The second product proved the system
The real test of a system is whether it runs twice. The vehicle lines had already shipped on the same machinery in a fraction of the first family's effort. The second category was the harder test, because it required the discipline to choose boringly. Two candidates were louder, a premium outdoor line at an attractive price band and a product with an easy story. The mining picked the quiet one: floor protection for the professional trades, a product whose incumbents force a choice between durability, grip, easy cleaning, and clean chemistry, whose buyers complain about slip and odor in the same breath, and where not one competitor on the shelf proves a claim.
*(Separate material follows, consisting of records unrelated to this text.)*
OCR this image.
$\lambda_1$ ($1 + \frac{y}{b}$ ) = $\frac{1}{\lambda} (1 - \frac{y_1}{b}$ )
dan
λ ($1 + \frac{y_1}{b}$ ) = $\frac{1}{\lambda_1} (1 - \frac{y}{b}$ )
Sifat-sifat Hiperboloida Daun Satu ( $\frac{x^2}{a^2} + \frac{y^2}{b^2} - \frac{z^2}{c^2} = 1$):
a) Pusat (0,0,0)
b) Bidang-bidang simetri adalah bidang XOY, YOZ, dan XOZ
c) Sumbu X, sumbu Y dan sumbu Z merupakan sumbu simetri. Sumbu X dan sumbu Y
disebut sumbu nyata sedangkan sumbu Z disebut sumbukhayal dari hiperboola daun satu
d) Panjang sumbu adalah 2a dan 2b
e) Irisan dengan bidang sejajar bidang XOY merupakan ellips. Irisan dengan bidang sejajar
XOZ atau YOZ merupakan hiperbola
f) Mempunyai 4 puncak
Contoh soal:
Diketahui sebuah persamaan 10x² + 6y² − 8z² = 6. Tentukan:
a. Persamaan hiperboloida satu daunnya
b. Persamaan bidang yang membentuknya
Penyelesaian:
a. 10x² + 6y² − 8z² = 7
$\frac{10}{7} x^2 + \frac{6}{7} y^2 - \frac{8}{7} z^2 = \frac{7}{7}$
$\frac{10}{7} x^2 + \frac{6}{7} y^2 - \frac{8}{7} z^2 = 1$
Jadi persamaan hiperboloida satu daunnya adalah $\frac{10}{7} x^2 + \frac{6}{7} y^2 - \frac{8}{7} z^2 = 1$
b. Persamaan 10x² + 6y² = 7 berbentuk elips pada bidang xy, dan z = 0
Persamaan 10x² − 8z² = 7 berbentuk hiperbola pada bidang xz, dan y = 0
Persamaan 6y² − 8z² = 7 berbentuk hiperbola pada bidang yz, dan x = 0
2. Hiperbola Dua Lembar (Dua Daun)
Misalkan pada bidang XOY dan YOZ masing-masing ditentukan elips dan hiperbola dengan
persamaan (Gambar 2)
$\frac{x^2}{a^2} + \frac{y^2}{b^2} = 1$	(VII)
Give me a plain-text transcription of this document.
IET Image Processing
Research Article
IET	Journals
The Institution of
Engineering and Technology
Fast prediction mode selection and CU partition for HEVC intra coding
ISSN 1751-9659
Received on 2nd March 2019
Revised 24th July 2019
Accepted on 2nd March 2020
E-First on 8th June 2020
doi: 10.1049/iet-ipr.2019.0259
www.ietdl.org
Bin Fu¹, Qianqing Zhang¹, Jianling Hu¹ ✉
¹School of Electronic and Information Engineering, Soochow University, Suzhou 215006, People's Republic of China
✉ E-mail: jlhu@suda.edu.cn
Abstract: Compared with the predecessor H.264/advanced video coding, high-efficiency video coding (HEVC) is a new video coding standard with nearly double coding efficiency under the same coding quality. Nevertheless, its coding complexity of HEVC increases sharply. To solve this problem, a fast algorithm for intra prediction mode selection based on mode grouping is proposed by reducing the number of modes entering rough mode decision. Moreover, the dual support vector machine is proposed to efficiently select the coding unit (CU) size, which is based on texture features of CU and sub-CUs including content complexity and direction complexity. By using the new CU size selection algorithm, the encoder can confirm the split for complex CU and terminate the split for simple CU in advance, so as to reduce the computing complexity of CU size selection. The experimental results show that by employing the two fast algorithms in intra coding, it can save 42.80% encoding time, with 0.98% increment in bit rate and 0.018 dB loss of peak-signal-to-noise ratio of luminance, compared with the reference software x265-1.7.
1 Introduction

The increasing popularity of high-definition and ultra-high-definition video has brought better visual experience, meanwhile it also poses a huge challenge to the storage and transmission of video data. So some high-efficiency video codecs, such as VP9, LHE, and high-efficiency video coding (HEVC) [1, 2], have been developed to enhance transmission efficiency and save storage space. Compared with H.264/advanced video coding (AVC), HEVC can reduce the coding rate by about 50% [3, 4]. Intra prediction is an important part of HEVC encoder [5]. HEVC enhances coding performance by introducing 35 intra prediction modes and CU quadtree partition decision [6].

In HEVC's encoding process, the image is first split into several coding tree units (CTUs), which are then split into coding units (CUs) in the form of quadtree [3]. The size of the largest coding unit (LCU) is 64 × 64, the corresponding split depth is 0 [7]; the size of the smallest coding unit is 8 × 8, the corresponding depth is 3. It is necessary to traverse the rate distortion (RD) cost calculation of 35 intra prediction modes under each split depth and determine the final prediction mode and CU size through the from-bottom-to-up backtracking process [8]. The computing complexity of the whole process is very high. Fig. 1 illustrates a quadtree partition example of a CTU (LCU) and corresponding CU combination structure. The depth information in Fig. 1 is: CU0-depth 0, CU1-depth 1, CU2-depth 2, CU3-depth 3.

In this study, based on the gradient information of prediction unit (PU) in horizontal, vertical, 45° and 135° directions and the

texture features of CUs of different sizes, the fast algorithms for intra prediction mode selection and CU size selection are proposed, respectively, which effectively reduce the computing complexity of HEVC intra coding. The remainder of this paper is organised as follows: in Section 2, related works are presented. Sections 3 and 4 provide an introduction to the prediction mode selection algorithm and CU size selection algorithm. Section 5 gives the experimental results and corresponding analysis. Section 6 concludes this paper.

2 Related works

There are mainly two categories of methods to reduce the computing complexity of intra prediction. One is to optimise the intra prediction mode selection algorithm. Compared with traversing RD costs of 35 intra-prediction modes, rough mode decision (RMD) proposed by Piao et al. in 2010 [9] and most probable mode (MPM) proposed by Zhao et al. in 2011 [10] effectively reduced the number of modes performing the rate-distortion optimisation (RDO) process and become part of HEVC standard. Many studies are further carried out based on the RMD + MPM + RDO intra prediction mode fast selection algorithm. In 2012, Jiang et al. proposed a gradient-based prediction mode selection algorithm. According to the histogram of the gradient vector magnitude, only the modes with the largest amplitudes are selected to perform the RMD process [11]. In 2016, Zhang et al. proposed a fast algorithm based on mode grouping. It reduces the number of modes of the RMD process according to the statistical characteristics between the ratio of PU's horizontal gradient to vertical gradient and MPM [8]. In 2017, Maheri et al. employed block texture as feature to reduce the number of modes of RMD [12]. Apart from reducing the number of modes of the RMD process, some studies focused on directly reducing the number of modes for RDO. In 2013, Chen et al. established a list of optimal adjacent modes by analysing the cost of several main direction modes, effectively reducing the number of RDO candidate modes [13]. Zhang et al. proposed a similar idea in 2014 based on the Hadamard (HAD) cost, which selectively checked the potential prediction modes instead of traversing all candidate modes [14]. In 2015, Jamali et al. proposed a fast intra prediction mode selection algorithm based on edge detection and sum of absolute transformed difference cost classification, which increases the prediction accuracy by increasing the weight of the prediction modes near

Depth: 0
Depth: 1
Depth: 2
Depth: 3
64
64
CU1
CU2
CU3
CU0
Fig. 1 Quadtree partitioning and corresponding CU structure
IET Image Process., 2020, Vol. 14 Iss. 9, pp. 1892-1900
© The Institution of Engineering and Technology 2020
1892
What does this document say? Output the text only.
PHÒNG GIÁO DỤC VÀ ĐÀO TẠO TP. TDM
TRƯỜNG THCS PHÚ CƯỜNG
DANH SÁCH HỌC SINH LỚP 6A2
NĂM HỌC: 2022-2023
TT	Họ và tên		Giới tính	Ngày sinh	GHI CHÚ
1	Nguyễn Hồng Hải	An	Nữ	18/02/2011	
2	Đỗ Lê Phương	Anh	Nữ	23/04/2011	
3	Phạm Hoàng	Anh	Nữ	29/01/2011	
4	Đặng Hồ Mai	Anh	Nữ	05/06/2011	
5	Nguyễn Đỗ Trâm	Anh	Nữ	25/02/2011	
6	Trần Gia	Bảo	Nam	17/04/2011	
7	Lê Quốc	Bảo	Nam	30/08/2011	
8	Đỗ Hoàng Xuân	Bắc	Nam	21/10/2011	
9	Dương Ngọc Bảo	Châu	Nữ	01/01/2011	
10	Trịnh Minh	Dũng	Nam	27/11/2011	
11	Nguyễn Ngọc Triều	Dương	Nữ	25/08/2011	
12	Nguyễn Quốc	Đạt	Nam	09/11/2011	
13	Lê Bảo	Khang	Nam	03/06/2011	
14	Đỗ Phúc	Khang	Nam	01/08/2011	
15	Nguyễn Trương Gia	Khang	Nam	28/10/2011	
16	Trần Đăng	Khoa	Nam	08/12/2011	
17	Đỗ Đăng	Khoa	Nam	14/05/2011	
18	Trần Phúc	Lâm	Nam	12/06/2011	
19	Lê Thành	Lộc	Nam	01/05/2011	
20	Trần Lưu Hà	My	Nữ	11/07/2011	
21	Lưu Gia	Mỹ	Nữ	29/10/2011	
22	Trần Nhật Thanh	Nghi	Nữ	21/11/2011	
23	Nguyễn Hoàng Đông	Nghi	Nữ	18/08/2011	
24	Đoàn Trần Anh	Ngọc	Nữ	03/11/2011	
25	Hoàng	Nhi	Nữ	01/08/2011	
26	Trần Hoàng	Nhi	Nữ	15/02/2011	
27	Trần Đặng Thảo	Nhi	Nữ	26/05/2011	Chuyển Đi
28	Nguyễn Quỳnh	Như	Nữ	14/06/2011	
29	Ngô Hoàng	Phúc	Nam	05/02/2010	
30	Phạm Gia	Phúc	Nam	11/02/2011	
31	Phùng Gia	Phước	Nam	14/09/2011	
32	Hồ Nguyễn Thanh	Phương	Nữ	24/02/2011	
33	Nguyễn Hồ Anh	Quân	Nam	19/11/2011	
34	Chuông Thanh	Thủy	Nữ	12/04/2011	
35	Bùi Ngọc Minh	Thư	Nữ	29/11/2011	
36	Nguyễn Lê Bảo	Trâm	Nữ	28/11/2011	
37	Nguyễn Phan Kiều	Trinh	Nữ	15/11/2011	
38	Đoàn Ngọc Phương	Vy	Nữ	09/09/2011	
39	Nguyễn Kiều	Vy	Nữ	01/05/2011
That last fact set the launch plan. The differentiating claim went to an accredited lab before it went anywhere near a listing. In a category that asserts, the brand that demonstrates owns the trust, and the engagement had made that a standing rule: certify first, claim second. The category goes to the trade first, seeded with working professionals whose reviews carry weight with their own, its first 90 days targeted and written down before launch rather than rationalized after.
The engagement continues, and honestly: we still run the go-to-market machinery day to day, by design, because the client's people belong on the plant and the product, not in campaign hygiene. What has transferred is the part that matters more. The constitution is theirs. The decision log is theirs. Every claim, every price, every next-product call is made by their people, on evidence the system surfaces weekly in a twenty-minute read. The President started this engagement asking for a launch. What the company got was the machine that launches, governed by rules their own judgment wrote, and a shelf of candidates waiting for the same treatment.